Gradually this requirement spread throughout the country.
The additive and oxygenate of choice was MTBE (the real name is long and maybe only interesting to chemists). MTBE was used to increase fuel octane (in place of lead) in the 80s and then more would be added as an oxygenate.
MTBE soon was recognized as a pollutant. Many gas stations had leaking in ground storage tanks and MTBE was showing up in city water systems. It was highly absorptive in water. In some studies it was shown to be a carcinogen.
So oxygenated fuel was now required in large polluted centres but a new oxygenate was required. Ethanol was identified as just that oxygenate. It was found to provide even more oxygen than MTBE. It is also a renewable resource which can be produced from the starch in grains or cellulosic biomass such as wheat straw, corn stalks, sawdust, paper pulp, wood chips. The list goes on. In the United States most ethanol is made from corn due to federal subsidies.
So the idea of oxygenated fuels spread to Canada under many green initiatives and now all fuel suppliers in Canada must average 5% ethanol in their total fuel sales. The final mandate came down from in Federal Government September 1, 2010.
As with many mandates there are many questions as to the benefits of ethanol. That is a much bigger topic.
For the time being you the consumer must learn to live with our current ethanol blended fuels.
Is your vehicle compatible with E10 fuels. Most likely but it will say so in your owners manual.
Ethanol is a strong solvent and also an absorber of water. It therefore requires different fuel system materials. It would eat away certain plastics and rubbers as well as having poor lubricating properties.
Most vehicles have fuel system materials that are happy with ethanol but if you have very old vehicles (1970s and older) they may need some fuel system upgrades.
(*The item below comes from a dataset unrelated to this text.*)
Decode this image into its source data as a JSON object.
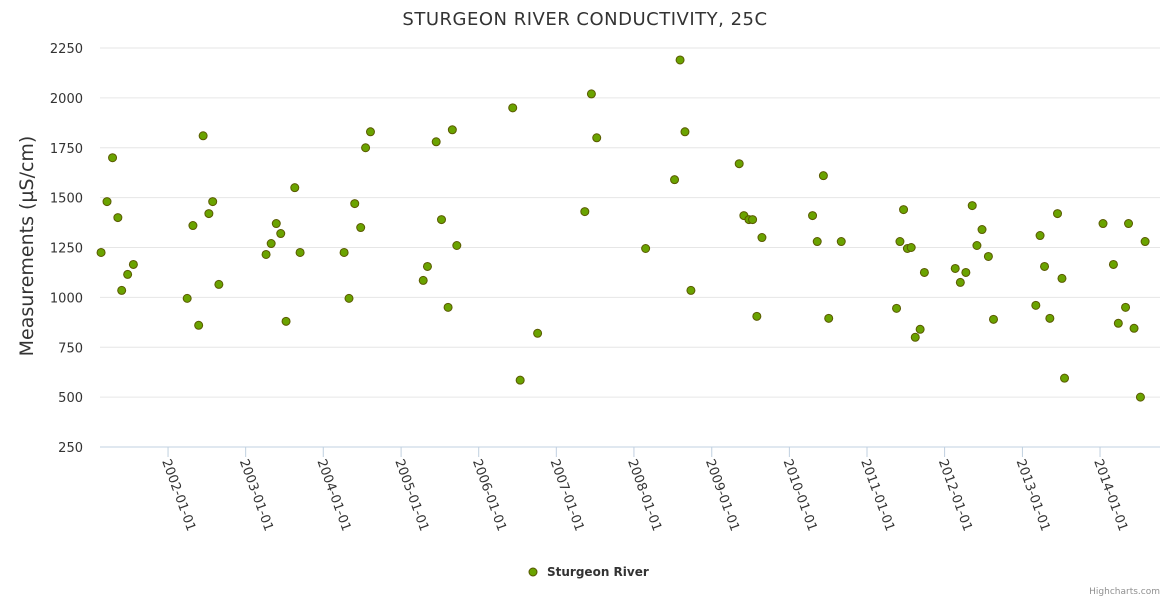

The water absorption properties of ethanol will cause trouble with gasoline fueled equipment that is not used regularly or goes into storage like boats, lawn mowers, weed whackers , snow mobiles, quads etc. For this type of equipment the use of a fuel stabilizer becomes more important to deal with the extra water that is held in the fuel.
You also may or may not have noticed that your vehicle does not get the fuel economy it used to. The addition of ethanol to fuel reduces its energy content by volume. Real world testing shows a 3% reduction in fuel economy with E10 gasoline. I guess a greener atmosphere always costs the consumer more.